Monday, January 25, 2016

Is Interpreting a Literary Text Like Giving a Non-Technical Account of a Technical Idea?

I think so. Not completely, of course, but the similarities are worth thinking about.

There are two basic similarities: 1) Neither activity is well-defined. There is no explicit procedure to follow and not certifiably correct result. 2) Neither the non-technical account nor the interpretation can do the cultural, intellectual, and symbolic work done by the text or material from which they are derived.

The problems of literary interpretation are well-known and have been extensively discussed off and one over the last half-century. As a practical matter, critics do not come to agreement on the interpretation of texts. Some of this difference has to do with intellectual tools – one wouldn’t expect a Marxist and a Freudian to come up with the same interpretive results. But no one believes that sort of thing accounts for all the differences among interpretations.

Literary texts are complex objects existing in one type of discourse. There simply is not well-defined procedure for translating literary discourse into expository discourse.

Similarly, subtle technical ideas – for example, quantum indeterminacy, entropy, or fractal dimensionality – exist in one kind of discourse, one generally requiring mathematical expression, and they cannot readily be translated into expository prose. Metaphor and analogy are important in the process. Some non-technical accounts are better than others, and some attempts may well be flat-out wrong. But none can be exactly correct, for such correctness requires technical discourse. And you cannot use even the best non-technical accounts to do the work of the technical idea itself. But then no interpretation of a text, or set of interpretation, does the same imaginative and emotional work as the text itself.

There are, of course, differences between the two activities. Informal accounts of technical ideas are created for the benefit of people who do not have the conceptual background necessary to master the technical concepts. But interpretations of texts are not intended for people who cannot read the texts themselves. Interpretations presuppose that one has read the understood – in some robust sense – the text. It is not unusual for interpretations to be unintelligible to people who have read and enjoyed the original texts.

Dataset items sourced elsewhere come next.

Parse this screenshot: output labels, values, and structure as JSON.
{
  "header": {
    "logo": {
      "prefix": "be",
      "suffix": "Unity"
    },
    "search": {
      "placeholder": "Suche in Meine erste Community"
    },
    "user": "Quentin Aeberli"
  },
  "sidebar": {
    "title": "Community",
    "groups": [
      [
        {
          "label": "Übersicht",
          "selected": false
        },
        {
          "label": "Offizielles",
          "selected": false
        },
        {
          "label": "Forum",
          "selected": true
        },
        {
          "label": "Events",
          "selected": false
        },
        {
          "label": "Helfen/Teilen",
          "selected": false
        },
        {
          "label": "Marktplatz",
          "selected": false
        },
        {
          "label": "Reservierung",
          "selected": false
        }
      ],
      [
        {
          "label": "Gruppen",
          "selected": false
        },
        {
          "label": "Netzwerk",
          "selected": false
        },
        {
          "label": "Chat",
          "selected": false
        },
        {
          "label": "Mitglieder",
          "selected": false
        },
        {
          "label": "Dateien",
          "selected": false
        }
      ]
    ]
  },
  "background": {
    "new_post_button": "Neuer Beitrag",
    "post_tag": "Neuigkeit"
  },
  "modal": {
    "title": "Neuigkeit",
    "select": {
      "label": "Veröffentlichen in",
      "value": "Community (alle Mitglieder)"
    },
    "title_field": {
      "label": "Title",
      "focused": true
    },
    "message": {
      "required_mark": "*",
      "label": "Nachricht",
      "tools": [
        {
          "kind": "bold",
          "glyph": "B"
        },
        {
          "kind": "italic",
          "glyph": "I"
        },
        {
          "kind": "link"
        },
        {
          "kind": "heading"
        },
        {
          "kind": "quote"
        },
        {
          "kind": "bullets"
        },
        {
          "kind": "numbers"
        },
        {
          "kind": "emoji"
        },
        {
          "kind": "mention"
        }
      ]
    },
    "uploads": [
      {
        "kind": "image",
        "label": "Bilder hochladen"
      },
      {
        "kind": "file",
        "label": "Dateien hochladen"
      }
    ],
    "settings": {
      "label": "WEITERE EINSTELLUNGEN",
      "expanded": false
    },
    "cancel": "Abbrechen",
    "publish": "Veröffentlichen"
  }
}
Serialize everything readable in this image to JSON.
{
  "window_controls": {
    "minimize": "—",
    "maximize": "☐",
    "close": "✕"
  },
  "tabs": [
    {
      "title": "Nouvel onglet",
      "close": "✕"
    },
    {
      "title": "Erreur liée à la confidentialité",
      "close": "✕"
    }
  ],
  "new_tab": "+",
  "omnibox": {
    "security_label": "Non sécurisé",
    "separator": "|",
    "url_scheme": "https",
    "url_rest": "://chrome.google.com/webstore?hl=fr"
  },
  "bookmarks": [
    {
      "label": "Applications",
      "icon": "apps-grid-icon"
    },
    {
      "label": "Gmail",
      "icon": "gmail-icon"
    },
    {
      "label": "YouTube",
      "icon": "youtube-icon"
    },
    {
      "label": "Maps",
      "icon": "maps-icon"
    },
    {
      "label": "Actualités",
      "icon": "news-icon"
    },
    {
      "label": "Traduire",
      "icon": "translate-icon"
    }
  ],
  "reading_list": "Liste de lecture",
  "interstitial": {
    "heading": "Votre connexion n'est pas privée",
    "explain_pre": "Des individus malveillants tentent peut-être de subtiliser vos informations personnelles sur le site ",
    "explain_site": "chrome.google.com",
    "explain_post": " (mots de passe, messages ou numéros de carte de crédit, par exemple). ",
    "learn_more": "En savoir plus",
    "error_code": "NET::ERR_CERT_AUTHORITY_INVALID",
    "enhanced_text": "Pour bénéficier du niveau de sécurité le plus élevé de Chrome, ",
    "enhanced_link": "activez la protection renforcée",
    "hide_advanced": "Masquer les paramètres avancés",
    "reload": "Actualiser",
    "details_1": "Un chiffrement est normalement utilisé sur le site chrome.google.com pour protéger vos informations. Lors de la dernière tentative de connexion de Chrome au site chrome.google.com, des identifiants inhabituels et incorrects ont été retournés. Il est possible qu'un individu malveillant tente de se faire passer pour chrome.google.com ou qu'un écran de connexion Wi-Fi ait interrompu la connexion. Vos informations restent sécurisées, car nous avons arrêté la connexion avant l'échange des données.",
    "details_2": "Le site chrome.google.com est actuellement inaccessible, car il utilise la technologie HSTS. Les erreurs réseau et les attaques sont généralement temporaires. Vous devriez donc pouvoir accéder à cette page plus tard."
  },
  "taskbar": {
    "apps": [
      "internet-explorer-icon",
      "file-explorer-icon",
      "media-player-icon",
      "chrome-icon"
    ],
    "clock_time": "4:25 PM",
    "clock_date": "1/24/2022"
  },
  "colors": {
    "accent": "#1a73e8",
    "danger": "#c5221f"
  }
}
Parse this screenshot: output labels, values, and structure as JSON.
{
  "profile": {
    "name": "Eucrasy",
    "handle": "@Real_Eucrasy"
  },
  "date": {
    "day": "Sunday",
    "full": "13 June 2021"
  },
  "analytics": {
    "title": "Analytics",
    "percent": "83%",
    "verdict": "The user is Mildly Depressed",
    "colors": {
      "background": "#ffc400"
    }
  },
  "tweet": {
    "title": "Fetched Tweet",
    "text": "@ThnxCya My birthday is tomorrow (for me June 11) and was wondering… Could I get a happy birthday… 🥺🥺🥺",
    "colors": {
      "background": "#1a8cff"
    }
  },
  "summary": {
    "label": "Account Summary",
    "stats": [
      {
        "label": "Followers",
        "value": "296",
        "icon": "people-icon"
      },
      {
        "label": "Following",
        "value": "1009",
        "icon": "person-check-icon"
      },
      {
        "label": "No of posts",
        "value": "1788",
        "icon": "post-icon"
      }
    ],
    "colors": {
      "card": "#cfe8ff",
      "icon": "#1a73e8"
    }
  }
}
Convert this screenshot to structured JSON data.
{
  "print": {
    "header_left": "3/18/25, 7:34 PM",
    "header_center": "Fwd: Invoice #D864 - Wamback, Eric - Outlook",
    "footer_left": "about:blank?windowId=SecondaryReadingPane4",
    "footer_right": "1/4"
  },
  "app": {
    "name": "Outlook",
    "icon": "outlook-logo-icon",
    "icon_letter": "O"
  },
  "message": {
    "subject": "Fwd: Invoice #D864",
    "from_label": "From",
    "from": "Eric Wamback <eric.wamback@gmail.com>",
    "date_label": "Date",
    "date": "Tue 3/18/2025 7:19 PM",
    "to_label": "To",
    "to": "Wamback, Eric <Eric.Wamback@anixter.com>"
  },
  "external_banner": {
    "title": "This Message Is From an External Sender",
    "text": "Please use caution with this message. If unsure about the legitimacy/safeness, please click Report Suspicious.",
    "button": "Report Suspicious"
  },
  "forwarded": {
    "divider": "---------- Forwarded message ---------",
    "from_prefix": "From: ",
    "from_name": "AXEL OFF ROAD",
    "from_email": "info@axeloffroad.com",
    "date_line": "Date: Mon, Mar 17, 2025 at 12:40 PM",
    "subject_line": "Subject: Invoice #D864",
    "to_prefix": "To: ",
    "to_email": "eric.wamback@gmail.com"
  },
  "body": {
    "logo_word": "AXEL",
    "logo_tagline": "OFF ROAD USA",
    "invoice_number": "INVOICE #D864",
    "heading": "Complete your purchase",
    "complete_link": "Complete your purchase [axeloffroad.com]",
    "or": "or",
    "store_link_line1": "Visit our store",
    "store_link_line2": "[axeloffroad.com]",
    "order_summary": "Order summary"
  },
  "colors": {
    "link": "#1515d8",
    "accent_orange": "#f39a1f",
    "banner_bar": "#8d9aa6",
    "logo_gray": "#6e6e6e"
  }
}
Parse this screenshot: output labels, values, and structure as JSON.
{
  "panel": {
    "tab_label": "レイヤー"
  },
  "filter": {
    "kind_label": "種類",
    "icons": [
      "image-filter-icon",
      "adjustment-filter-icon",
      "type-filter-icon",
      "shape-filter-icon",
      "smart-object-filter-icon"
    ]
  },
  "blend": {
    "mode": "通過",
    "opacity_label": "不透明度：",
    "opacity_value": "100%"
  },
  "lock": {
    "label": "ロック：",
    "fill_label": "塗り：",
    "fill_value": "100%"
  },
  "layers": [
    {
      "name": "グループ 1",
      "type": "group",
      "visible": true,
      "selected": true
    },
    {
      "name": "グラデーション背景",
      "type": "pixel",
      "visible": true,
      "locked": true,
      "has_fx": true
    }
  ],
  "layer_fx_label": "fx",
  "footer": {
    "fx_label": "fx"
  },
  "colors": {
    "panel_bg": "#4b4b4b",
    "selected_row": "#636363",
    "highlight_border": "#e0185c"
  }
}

Interpretations of texts thus have a somewhat different relationship to the text than informal accounts have to technical accounts. Interpretations, in some sense, seek to explain the texts they interpretation where explain is understood to imply some kind of causal account. Informal accounts of technical ideas do not attempt provide causal accounts of those ideas.

Still, in both cases, we are dealing with two different types of discourse. Translating between them is somewhat different from translating from one natural language to another. But I’ll leave that discussion for another day.